Evidence suggests otherwise: The same mineral deposits at the heart of the terrible horrible no good very bad Rosemont decision – the example Cortez Masto refers to when she says the decision will “upend” mining – are included in an Arizona mining complex currently being developed by the same Canadian corporation that was developing the Rosemont mine. Except now the project is bigger. And instead of Rosemont, it’s called “Copper World.”

If enacted, the Amodei-Cortez Masto legislative effort to reverse the Rosemont decision, like a call from Cortez Masto and Rosen to allow lithium mining corporations to get tax credits against extraction costs, may help Nevada’s nascent lithium industry and other newly developing “critical mineral” mines save a buck or two and pass those savings on to shareholders the world over.

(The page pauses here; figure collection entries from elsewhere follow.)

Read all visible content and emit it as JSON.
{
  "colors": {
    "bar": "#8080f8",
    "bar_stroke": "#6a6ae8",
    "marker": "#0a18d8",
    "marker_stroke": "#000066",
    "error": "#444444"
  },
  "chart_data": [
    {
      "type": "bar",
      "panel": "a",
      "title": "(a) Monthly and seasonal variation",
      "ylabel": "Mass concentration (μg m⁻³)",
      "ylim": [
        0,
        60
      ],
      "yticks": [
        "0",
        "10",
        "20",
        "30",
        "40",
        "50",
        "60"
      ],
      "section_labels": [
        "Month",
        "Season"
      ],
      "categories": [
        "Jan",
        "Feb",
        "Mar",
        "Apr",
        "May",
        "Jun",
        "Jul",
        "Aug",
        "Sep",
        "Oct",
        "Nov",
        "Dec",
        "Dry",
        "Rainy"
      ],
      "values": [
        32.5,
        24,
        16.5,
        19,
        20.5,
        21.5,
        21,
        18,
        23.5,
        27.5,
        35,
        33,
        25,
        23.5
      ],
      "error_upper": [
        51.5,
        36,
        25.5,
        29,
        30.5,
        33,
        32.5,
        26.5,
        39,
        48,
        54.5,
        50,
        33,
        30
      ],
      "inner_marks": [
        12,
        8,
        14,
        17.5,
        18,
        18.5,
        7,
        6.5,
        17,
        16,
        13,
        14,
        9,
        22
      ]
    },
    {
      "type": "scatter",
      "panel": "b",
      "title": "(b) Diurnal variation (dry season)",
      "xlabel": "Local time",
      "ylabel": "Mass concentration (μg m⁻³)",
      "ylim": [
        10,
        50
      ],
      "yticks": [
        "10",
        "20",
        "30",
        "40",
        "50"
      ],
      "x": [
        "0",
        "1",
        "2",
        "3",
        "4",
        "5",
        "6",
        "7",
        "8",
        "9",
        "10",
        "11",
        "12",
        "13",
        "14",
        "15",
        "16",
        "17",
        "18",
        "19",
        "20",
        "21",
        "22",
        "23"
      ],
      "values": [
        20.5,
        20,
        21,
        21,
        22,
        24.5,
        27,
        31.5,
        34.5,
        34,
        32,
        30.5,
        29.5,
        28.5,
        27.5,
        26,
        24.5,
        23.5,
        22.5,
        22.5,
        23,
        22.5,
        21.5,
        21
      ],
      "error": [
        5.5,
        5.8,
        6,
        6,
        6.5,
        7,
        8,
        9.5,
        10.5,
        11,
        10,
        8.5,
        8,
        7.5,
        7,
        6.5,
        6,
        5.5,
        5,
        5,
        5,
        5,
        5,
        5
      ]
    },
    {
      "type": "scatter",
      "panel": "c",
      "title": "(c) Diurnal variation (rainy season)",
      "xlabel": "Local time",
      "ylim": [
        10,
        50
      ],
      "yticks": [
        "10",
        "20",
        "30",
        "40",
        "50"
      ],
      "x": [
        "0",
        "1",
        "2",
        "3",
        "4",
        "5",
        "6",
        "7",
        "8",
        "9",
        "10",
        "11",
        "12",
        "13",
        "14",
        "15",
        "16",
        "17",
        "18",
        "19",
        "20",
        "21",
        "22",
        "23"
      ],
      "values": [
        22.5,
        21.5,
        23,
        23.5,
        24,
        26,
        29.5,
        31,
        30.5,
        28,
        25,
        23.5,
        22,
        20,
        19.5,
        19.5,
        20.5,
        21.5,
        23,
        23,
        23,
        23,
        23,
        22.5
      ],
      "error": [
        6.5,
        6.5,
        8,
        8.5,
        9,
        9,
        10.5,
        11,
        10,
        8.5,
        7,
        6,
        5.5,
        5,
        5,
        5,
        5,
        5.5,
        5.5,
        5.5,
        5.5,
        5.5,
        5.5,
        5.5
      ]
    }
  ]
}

But whether the Rosemont decision is left intact will have no impact whatsoever on the certainty or scale of future mineral production. That will be determined by the price of the mineral. Period.

That doesn’t mean the legislation is meaningless. 

It could potentially enhance returns for mining corporation shareholders. 

It could provide Rosen yet another opportunity to make a campaign ad celebrating how much she loves to stand up to Democrats and vote with Republicans.

It confirms yet again that there is a contingent of Nevada Democratic politicians who believe Nevada should remain a mining colony.

And, most consequentially, it would assure massive hills of mining waste where they don’t belong, on public lands that aren’t even being mined, doing what massive hills of mining waste always do: contaminating soil, water, and air, far into the foreseeable future.